Semua ilmu diciptakan oleh para ilmuwan pendahulu sudah pasti memiliki tujuan, dasar yang kuat, dan tentu saja mengandung kebenaran, setidaknya kebenaran menurut penciptanya masing-masing, yang kemudian melalui tahapan dikaji, dibuktikan, disangkal, dan bahkan ditolak, yang pada akhirnya kebenaran tersebut sampai pada tahapan terbukti dan dimanfaatkan oleh seluruh insan di dunia, tak terkecuali ilmu matematika. Setiap ilmu jika digali pasti selalu memiliki pondasi yang kuat, dan memiliki puncak yang sampai kapanpun tidak akan pernah selelsai untuk dibangun. Jadi beruntunglah bagi para kaum pondasionalis epistemologis yang telah berusaha meletakkan dasar pengetahuan matematika dan berusaha menjamin kepastian dan kebenaran matematika, karena mereka telah membangun pondasi yang kuat dari bangunan yang ia dirikan, untuk dilanjutkan oleh para penerusnya mencapai titik puncak yang tidak akan pernah tercapai itu.

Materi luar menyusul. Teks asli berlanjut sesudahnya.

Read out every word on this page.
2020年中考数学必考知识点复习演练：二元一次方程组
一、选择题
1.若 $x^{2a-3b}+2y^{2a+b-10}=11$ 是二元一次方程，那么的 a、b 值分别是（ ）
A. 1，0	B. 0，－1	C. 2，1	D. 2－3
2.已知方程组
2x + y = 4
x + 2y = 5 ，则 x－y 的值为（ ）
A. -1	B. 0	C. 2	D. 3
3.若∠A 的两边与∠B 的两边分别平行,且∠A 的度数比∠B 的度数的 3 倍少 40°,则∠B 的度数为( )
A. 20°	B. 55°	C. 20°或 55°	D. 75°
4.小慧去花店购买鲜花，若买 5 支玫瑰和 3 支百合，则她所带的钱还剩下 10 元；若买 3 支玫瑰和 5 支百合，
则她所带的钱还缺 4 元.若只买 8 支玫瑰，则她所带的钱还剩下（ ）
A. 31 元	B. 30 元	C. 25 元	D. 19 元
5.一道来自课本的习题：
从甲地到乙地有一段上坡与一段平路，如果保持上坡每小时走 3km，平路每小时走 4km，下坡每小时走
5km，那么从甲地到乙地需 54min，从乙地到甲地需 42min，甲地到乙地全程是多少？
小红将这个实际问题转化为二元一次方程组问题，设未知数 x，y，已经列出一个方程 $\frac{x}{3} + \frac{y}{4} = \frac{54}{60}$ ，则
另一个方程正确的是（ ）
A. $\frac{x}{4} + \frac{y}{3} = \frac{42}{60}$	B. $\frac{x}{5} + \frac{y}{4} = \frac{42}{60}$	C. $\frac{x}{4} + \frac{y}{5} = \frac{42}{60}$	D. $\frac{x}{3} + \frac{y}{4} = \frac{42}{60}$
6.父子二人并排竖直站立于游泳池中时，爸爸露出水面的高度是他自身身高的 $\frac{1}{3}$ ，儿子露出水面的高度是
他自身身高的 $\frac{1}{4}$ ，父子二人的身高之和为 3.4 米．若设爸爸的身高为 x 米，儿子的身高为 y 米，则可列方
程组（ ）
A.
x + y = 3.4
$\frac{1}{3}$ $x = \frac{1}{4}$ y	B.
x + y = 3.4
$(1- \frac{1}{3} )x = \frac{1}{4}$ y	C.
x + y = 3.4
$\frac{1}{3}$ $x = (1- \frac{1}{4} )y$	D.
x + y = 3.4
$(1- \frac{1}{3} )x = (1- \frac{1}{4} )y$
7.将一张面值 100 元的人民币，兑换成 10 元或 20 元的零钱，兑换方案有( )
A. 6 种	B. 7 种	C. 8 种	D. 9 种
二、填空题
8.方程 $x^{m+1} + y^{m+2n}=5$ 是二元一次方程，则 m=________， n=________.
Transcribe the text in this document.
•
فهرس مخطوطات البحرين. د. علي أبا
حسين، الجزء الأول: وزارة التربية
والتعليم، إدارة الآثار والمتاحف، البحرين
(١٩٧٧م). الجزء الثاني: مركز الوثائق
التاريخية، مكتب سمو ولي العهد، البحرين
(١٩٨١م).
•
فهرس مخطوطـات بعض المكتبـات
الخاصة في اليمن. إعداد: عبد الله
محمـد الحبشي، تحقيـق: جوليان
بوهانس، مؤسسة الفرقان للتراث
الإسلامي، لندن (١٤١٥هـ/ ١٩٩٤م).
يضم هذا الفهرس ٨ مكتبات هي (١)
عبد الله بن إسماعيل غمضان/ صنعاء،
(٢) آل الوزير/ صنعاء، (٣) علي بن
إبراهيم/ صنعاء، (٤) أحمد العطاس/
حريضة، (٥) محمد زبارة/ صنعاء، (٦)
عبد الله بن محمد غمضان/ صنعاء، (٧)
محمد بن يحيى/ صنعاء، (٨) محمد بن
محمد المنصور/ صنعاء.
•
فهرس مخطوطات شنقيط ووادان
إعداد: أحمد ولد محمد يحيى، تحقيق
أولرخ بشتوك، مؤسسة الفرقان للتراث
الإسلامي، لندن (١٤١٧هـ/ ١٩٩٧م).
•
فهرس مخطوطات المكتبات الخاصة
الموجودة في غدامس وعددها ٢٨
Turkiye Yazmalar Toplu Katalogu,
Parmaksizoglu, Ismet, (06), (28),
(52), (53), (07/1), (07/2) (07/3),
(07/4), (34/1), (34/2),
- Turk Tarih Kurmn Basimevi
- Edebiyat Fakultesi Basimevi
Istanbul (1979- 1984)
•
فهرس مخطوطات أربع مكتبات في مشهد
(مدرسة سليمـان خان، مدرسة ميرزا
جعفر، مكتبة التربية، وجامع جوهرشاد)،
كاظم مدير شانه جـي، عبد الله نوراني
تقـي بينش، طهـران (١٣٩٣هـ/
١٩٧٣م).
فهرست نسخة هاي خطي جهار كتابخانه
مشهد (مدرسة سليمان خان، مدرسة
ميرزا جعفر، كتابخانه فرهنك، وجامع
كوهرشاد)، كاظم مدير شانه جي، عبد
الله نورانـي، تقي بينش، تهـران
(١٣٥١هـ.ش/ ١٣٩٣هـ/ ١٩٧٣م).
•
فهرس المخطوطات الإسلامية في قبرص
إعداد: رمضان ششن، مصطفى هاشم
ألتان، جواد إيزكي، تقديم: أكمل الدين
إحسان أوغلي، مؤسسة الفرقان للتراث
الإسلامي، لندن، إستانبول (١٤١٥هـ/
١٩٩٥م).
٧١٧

Lokana Firda Amrina said...

Kebetulan saya sedang mempeljari filsafat ilmu tentang matematika.melihat referensi bapak saya ingin membaca sumbernya.bolehkan saya diberi tahu bpk memperolehnya?jika soft file bolehkan saya dikirimkan ke email saya? gradien_tangenalfa@yahoo.com
terima kasih banyak pak... :)

Meldawati said...

Jadi apa saja faktor-faktor yang mendorong munculnya epistemologi matematika menurut para ahli,?